WRITING STYLE: 3/5
ENTERTAINMENT QUOTIENT: 3/5
Polka Dots, Pony Tails and Purple Pouts is a book about three Indian girls who are working in Pune and share a room.
They are what can be best described as froomies (friends-cum-roomies).
Jasmine, Tia and Leena are the typical modern-day Indian women – independent, smart, intelligent and fun-loving.
Tia is the cute and ever-loving polka dots girl; Leena is the sweet one with Pony Tails and Purple Pouts in none other than the vivacious and carefree Jasmine.
The book takes you through a roller-coaster journey of their lives, in which, like any other girl, they have their own set of relationship issues, boyfriend woes, office dramas and friendly fights and wherein the end each lands up with her own “knight in shining armour” to settle down and live a “happily ever after” life.
“With their stunning look; Jasmine, Tia and Leena, could easily pass for Bipasha, Minisha and Kareena. They are young, energetic and vivacious, lively, cheerful, at the same time a little flirtatious. Spiced with boyfriends, breakups and office rumours, this story of theirs is of friendship, love and good humour.”
The book, like the characters it is based upon, has its own ups and downs.
Talking about the positives first, I would like to point out that though the book seems like just another “me-too” book superficially, it has a fresh flavour to it.
The language is good and the narration is from the point of view of a distant observer.
The characters of Tia, Leena and Jasmine are sassy and fashionably sexy in their own ways. Each of their styles is unique and swanky.
I loved reading the descriptions of their attire and style every single time. Also, the book has all other essential ingredients of a romantic comedy book.
Another impressive thing is that though the characters seem remarkably similar on the surface, they have their differences in terms of families, past lives, cultural background etc – and this adds a little flavour to their characters.
The subplots are also interesting and I liked the characters of Chris and Ravi a lot; they are cool in their own bizarre ways.
The use of different places and cultures is quite unique and nice.
One moment you are enjoying the lush green of Kerala and another moment you are busy learning to cook sushi and make Ikebana in Japan.

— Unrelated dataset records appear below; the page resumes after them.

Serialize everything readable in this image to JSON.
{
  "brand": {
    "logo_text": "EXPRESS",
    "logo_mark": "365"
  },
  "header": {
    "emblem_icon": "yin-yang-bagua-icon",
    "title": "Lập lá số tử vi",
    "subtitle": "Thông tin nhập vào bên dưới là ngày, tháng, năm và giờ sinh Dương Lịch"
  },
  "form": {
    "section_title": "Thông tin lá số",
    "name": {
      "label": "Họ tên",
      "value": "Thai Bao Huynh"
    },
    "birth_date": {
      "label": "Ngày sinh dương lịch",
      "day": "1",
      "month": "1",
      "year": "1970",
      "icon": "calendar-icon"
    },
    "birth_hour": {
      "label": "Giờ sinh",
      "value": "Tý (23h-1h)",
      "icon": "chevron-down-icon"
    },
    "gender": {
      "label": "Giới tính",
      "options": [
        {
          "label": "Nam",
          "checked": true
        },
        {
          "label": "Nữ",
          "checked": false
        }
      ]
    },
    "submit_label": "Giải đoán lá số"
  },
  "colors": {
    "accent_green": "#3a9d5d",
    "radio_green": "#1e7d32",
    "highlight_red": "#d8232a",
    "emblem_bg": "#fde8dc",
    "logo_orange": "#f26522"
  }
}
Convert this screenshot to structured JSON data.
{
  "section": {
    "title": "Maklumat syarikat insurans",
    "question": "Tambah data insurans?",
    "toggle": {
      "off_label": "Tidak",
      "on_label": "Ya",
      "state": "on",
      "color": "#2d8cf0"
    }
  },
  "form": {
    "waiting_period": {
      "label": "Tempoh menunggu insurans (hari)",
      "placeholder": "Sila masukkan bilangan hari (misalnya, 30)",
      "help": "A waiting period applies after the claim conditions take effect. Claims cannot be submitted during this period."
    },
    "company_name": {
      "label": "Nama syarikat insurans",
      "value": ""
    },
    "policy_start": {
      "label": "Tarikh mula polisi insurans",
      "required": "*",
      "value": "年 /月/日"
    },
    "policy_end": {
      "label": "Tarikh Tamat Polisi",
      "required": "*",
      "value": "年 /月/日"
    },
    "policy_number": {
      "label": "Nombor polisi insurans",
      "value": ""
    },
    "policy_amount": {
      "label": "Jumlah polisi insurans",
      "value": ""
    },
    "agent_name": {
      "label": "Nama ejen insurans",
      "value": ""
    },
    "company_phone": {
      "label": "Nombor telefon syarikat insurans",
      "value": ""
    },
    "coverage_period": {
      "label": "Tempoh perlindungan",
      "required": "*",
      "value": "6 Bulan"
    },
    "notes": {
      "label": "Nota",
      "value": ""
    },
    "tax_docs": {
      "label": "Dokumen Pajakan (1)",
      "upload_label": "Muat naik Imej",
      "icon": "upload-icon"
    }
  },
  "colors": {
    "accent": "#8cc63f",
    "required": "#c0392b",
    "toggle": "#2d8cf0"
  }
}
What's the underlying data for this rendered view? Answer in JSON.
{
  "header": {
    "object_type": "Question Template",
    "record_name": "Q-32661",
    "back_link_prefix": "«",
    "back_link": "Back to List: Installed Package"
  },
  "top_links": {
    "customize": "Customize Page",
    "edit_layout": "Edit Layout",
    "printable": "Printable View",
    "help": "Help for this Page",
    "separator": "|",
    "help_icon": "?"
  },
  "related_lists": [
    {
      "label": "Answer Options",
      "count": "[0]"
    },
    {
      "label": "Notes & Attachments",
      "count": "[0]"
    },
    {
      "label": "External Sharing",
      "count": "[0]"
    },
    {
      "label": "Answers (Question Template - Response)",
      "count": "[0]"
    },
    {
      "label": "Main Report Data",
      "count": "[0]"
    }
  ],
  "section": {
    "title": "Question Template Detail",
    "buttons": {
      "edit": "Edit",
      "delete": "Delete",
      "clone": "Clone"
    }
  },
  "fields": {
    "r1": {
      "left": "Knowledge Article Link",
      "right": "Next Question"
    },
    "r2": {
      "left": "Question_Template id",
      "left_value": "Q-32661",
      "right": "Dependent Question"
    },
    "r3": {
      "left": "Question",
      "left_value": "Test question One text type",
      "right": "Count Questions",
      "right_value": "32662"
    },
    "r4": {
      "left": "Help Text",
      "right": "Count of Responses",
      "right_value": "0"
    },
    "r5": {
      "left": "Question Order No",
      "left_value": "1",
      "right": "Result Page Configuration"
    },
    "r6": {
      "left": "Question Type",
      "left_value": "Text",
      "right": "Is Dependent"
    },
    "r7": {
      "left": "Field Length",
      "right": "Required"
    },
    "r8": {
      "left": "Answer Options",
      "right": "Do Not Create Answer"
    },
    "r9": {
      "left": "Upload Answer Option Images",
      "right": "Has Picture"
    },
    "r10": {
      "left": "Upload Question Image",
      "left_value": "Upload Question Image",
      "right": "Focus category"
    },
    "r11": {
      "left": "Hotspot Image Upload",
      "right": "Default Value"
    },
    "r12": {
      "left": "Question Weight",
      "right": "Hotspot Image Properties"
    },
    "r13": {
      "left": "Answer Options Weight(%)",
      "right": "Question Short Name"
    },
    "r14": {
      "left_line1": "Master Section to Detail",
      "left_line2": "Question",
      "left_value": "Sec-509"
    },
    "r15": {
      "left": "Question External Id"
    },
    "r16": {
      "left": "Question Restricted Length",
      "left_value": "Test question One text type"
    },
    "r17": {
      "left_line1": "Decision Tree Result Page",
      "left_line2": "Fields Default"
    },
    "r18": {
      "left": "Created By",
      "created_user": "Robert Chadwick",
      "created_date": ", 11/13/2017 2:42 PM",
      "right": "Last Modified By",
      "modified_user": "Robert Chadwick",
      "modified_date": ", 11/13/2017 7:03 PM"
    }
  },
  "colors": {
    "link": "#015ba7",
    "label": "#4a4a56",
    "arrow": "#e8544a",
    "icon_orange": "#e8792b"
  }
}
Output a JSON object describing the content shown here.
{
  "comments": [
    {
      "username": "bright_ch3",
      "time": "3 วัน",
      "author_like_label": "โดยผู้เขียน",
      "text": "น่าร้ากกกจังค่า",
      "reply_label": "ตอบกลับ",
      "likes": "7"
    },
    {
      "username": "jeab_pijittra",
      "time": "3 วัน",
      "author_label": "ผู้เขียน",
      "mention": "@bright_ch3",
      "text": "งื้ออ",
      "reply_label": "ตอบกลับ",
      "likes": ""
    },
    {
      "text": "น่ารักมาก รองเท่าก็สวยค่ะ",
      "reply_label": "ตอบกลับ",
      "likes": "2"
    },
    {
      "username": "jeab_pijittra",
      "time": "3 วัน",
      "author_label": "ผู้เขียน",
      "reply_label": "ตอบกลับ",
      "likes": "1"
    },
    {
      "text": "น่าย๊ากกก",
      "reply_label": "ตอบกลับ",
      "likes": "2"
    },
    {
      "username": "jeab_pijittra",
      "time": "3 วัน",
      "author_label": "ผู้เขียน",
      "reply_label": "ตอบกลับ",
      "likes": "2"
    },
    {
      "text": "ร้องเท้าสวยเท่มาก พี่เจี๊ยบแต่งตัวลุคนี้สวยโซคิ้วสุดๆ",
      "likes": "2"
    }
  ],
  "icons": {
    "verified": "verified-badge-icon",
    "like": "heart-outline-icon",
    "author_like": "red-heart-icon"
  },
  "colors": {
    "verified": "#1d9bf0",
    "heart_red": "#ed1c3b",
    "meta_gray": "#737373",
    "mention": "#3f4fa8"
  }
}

One moment you are in bustling city Pune and another in the lush greenery of a Haryanvi village.
The book also brings to forefront certain social issues like inter-caste marriages, unwanted pregnancies, honour killings etc.
All in all, the book has all the masala of a typical Indian drama and I am sure if made into one, it will be a sure hit among young girls.
Coming to things which could have been better, I feel that the book should have been a little longer because at many places it seemed that situations and events ended or begun rather abruptly.
Even the characters were a little superficial and their instant emotions (like Leena falling in love with her boss, Tia & Leena breaking up with their boyfriends, Ravi and Jerry professing love to their love interests and Jasmine accepting Jerry’s apologies) seemed far-fetched from reality.
I strongly believe that more space should have been dedicated to these characters and their emotions so that they would not be lacking depth.
In the end, I would wish Amrita a very best for all her future works because I sincerely believe that the book has a very strong storyline which can be turned into a good Television Drama targeting the younger generation (I hope the producers are reading..!!).